The cash-and-stock transaction would value AspenTech, as the company is known, at around $160 a share, officials from the companies said. AspenTech’s shareholders would receive $87 and 0.42 share of the combined company for each share they currently own. The transaction is expected to be announced Monday.
The combined company’s offerings would be used by clients to do everything from designing industrial systems to running, repairing and analyzing them. Companies ranging from oil drillers to life-sciences startups are pouring billions of dollars into software to increase efficiency, providing Emerson and other established industrial concerns new avenues for growth.
Bedford, Mass.-based AspenTech makes software for companies in industries including chemicals, mining and energy streamline engineering and maintenance processes. It had roughly $700 million of revenue for its fiscal year, ended in June.
Emerson, a larger industrial conglomerate, is based in St. Louis. It makes products ranging from Ridgid pipe wrenches to software for power plants and has a market value of around $58 billion following a sharp rise in the stock since early last year.
The deal involves two small businesses from Emerson’s automation unit, which makes software and systems for manufacturers, oil producers and utilities and accounted for about two-thirds of the company’s revenue last year. The businesses are OSI Inc., which Emerson purchased last year for $1.6 billion, and Geological Simulation Software. They account for roughly $300 million of the automation segment’s roughly $12 billion in annual revenue.
Emerson, which is also contributing roughly $6 billion in cash as part of the deal, would own 55% of the new entity on a fully diluted basis. AspenTech shareholders would own the rest.
The price represents a 27% premium to AspenTech’s closing share price before Bloomberg reported last week that the two companies were in talks. AspenTech shares closed at $141.55 Friday.

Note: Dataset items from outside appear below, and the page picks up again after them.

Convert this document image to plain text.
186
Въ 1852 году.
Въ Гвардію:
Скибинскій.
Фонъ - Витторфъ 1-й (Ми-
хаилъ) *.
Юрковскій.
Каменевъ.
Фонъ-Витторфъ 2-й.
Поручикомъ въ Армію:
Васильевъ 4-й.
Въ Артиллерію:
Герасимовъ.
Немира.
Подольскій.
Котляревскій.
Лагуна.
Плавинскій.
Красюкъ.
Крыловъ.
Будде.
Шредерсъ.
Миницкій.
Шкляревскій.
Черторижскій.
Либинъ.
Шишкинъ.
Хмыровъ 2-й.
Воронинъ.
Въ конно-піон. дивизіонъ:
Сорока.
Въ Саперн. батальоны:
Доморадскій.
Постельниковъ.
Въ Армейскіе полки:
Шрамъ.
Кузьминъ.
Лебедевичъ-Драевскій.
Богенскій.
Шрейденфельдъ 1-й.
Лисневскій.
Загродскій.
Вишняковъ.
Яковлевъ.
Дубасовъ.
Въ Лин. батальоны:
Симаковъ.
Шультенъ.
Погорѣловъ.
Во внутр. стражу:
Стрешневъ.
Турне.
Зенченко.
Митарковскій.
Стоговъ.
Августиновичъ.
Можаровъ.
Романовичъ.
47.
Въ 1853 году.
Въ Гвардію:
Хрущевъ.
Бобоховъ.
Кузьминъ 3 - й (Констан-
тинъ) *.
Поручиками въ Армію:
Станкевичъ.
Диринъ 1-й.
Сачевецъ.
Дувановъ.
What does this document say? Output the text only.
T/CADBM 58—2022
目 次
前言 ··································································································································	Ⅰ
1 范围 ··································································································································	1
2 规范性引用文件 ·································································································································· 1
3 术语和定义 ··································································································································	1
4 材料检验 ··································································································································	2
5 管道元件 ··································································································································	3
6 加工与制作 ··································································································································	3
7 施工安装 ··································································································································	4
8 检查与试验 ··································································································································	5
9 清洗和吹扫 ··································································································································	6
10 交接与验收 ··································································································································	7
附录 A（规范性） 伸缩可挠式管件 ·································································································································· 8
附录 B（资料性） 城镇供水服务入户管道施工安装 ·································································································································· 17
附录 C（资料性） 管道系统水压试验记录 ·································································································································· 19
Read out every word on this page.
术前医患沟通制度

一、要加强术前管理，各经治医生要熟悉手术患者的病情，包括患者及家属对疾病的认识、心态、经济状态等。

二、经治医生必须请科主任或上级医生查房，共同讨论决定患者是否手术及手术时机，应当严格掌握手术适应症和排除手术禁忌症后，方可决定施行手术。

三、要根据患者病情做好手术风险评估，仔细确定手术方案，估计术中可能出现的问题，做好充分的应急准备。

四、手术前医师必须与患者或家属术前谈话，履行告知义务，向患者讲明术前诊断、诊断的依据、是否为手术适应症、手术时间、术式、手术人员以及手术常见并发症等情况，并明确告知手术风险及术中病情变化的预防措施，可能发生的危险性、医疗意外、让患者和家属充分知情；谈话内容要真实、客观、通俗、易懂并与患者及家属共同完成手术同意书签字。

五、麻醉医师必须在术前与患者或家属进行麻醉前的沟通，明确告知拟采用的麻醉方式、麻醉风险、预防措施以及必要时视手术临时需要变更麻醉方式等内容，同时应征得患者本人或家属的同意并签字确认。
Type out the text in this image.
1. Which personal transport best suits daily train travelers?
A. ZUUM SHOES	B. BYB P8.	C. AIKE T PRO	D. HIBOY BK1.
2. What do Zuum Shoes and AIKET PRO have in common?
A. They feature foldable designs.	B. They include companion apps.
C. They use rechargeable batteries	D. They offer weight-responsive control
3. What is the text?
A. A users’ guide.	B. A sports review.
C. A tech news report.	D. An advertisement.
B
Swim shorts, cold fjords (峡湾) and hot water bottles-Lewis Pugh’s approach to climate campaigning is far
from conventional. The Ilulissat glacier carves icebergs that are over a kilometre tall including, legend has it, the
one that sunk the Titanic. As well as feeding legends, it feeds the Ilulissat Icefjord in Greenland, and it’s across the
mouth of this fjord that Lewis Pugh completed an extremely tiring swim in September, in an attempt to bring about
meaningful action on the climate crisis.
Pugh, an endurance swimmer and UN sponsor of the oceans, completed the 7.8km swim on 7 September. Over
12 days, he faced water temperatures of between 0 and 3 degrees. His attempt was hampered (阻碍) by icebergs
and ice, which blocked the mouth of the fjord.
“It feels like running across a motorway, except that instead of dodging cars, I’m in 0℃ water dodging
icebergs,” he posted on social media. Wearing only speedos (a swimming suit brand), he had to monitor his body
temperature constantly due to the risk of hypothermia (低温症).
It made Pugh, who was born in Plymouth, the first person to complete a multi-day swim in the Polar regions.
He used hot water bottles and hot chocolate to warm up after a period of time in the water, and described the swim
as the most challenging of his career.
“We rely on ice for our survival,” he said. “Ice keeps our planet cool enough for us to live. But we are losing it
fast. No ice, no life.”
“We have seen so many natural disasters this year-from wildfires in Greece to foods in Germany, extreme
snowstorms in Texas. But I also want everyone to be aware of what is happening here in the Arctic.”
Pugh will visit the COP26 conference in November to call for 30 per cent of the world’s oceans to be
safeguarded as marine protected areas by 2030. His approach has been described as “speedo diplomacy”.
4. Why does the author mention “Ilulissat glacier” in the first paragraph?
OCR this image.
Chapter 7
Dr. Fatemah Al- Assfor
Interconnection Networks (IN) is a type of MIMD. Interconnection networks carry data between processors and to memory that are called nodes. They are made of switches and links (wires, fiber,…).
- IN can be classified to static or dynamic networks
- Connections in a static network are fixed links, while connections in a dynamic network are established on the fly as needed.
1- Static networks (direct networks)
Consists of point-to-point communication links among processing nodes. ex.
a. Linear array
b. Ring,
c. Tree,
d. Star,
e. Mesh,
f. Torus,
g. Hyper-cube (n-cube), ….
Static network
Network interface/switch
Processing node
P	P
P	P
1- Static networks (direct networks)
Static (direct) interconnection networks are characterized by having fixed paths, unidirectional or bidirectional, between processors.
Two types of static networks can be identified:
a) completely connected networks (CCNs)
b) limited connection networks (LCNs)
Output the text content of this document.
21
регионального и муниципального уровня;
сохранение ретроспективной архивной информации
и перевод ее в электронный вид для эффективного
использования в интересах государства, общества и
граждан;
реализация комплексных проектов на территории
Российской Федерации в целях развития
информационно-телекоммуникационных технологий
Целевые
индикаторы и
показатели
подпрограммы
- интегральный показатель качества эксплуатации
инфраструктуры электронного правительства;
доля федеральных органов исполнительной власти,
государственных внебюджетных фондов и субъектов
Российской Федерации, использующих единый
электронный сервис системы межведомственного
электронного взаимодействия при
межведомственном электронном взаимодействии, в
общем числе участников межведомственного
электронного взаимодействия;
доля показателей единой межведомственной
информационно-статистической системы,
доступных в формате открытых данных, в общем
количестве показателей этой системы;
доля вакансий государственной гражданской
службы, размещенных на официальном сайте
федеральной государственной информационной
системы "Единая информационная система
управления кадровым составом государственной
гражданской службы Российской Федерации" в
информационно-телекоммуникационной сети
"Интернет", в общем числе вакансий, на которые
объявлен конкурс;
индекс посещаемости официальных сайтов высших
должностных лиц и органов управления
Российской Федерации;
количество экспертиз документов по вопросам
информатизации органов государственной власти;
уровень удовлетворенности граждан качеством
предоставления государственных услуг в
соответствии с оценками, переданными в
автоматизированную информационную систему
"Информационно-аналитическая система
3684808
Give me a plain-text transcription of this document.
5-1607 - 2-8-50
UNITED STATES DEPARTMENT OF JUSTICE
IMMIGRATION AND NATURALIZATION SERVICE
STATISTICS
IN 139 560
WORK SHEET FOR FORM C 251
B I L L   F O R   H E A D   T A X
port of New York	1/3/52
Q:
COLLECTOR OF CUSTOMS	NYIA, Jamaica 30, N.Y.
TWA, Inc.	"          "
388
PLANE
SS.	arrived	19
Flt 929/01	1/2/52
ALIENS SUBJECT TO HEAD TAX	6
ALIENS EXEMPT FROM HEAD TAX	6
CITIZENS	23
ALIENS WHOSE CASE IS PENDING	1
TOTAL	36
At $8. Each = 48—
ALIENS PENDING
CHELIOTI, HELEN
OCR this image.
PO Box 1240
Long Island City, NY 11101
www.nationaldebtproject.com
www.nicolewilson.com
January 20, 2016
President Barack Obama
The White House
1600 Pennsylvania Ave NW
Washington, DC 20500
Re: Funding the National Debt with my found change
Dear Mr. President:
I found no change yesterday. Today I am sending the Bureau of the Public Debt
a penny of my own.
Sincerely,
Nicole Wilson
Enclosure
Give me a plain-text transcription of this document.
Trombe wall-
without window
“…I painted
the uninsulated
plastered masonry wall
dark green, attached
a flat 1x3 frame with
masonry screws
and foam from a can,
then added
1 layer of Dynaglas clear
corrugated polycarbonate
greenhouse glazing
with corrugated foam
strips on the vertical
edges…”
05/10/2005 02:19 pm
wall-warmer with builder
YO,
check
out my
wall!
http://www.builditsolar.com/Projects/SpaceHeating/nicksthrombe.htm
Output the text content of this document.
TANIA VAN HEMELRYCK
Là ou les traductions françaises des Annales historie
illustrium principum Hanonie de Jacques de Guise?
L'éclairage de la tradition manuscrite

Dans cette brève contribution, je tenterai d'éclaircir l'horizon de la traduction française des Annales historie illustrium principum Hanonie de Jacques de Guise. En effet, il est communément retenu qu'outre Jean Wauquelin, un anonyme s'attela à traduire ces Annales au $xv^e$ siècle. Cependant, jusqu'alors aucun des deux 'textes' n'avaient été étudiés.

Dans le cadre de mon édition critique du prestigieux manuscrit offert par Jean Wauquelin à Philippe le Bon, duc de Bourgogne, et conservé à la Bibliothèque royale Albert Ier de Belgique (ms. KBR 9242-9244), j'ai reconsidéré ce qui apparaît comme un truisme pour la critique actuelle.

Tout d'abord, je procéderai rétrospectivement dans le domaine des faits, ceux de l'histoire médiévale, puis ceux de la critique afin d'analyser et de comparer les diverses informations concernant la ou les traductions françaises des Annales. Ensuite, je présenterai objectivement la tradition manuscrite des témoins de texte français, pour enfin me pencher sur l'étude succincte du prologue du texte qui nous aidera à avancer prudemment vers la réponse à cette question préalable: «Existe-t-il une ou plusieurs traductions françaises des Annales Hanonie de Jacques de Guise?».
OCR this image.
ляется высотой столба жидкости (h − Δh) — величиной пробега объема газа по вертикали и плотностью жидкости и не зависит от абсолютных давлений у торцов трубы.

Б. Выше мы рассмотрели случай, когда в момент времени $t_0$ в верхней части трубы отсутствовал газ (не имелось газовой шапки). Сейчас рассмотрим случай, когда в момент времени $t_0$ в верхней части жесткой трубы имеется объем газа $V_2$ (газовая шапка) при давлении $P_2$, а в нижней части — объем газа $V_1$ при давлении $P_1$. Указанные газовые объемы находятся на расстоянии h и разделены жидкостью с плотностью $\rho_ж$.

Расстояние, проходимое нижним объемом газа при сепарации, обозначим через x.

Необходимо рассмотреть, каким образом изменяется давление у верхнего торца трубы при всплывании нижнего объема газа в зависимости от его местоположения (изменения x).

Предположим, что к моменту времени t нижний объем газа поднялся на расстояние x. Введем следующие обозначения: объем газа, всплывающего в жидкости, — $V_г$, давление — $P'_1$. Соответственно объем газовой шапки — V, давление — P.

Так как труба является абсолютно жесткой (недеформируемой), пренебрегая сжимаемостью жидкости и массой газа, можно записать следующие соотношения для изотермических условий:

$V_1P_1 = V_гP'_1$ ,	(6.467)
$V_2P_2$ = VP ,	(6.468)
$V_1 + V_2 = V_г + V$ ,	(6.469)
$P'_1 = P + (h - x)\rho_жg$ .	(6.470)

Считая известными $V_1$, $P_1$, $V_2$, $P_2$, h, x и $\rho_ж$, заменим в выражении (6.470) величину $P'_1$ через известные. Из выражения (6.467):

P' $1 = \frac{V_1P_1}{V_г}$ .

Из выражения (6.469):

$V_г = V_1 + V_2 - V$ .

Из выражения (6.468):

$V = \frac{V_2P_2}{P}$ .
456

The new entity would retain AspenTech’s name and be led by its chief executive, Antonio Pietri.
The companies have had a commercial partnership since 2018. Mr. Pietri and Emerson CEO Lal Karsanbhai said in interviews they sketched out the deal over an Italian dinner in Boston’s North End in July, concluding in part that a combined company could be better positioned for further acquisitions.
“We believe there are ample opportunities for us as an industrial, and a significant software business, to truly expand into other areas,” Mr. Karsanbhai said.
Mr. Karsanbhai, an Emerson veteran, previously led the company’s automation segment and took the top job around eight months ago. He succeeded longtime CEO David Farr, who retired earlier this year after 21 years leading the company and guiding it through the early days of the coronavirus pandemic.
Last August, Mr. Farr struck the deal for OSI, or Open Systems International Inc., which expanded Emerson’s power-station-management software into renewable-power sources, an increasingly important part of the industry.
Emerson’s remaining business would include the rest of its automation division as well as climate controls, such as heating- and air-conditioning equipment, and tools and home products like thermostats and garbage disposals.
Industrial companies have provided a steady stream of deals over the past decade as they reconfigure themselves to suit evolving technology and investors’ preference for narrowly focused companies. Sprawling conglomerates such as General Electric Co. and United Technologies Corp. have been remaking themselves and looking at bigger pushes into technology.
In a move similar to Emerson’s, rival Schneider Electric SE in 2018 merged its industrial-software business with Aveva Group PLC in a roughly $4 billion deal.
It is a boom time for mergers in general, as companies with surging stocks and ample cash look for deals that will boost growth and profitability. In the U.S., companies have struck more than $2 trillion of takeover deals so far in 2021, more than double the year-earlier pace, according to Dealogic.